Dance Review: PNB's 'Coppélia' charms with magical sets, costumes and dancing
Pacific Northwest Ballet's 'Coppélia,' with magical new sets and costumes by Roberta Guidi di Bagno and stellar dancing, does justice to the 1974 version choreographed by George Balanchine and Alexandra Danilova for New York City Ballet.
Seattle Times arts writer
'Coppélia'7:30 p.m. Friday and Saturday and June 10-12, 2 p.m. Saturday and June 12, 1 p.m. June 13, Pacific Northwest Ballet, McCaw Hall, 321 Mercer St., Seattle; $25-$160 (206-441-2424 or www.pnb.org).
Dance Review |
If sets and costumes could dance by themselves, Roberta Guidi di Bagno's designs for Pacific Northwest Ballet's new production of "Coppélia" would surely do so. The sets — a whimsical village of porcelain-like houses, a cobwebby lair, a village square hung with exuberantly painted bells — shimmer with soft colors; the costumes, in lilacs and corals and whispery greens, sparkle as if sprinkled with fairy dust. Under Randall G. Chiarelli's artful lighting, this magical world shines in daylight and glows at twilight. You believe that here, just perhaps, a doll could indeed come to life.
Lovely as they are, sets and costumes do not in themselves a ballet make — and luckily, "Coppélia" charms on the dance front as well. Created in the 19th century, the ballet is a joyful comedy about coquettish Swanilda, her impetuous suitor Franz, and the eccentric toy-maker Dr. Coppelius, presented here in a 1974 version choreographed by George Balanchine and Alexandra Danilova for New York City Ballet. (PNB previously performed, some years ago, a version by Kent Stowell.)

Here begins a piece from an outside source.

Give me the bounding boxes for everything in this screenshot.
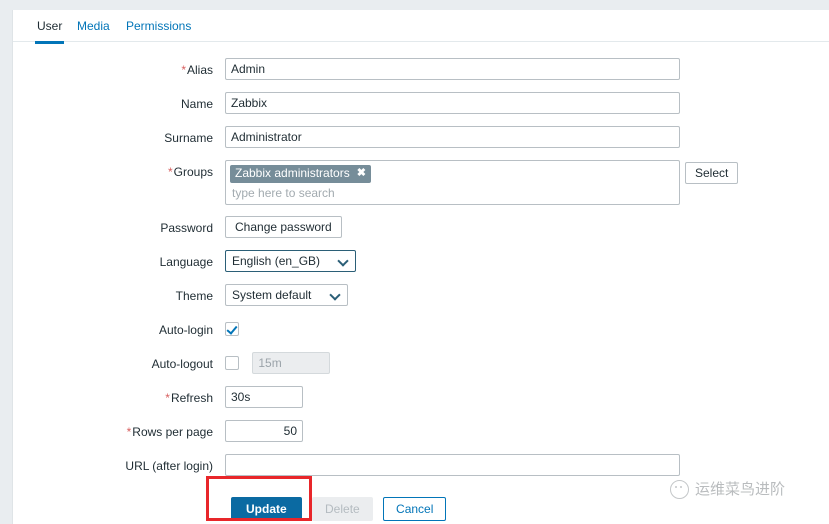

Kaori Nakamura, who's danced like a demon this season, was delicate perfection as Swanilda, with a face as fleet as her feet. When Swanilda, finding the key to Coppelius' house, decides to enter, you see the idea occur to her like a dainty chime being struck. (Sadly, Nakamura was injured midperformance — though she covered it beautifully — and will not dance again for the rest of the run.) Jonathan Porretta, as Franz, tossed off his soaring jumps with boyish flair. The two have a gentle pas de deux in Act III, complete with a lovely lift in which she appeared to be floating in the air behind him, followed by trading catch-me-if-you-can solos that left the dancers and the audience breathless. PNB artistic director Peter Boal, making his character-role debut as Dr. Coppelius, had a funny, bobbly walk and a sweet poignancy as the toy-maker believed, fondly smiling, that his doll Coppélia had come to life (it's really Swanilda in disguise).

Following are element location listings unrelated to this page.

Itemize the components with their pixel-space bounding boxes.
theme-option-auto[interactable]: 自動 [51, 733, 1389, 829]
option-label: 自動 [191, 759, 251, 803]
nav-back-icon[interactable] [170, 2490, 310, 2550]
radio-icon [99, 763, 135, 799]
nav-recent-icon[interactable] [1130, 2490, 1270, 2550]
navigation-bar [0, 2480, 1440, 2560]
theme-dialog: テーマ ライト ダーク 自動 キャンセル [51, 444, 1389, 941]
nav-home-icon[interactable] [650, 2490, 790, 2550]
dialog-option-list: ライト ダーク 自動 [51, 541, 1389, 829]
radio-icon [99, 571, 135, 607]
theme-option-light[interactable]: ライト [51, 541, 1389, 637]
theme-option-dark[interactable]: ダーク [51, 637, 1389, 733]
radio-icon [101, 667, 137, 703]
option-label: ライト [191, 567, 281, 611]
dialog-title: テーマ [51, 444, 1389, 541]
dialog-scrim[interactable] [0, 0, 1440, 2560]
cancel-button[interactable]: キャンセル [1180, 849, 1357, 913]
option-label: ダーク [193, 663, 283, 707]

Though there was some bumpiness in the Act I corps (a handheld line of ballerinas in grand jeté didn't have the precision and impact that it should have), the ballet's charms never flagged. (Nor did the PNB orchestra, making spirited work of Léo Delibes' score under Nathan Fifield's baton.) And the magic deepened in the final act as 24 young PNB students took the stage, beaming as they elegantly bourréed. Just as a doll became a girl (or seemed to) — girls become dancers, before our eyes.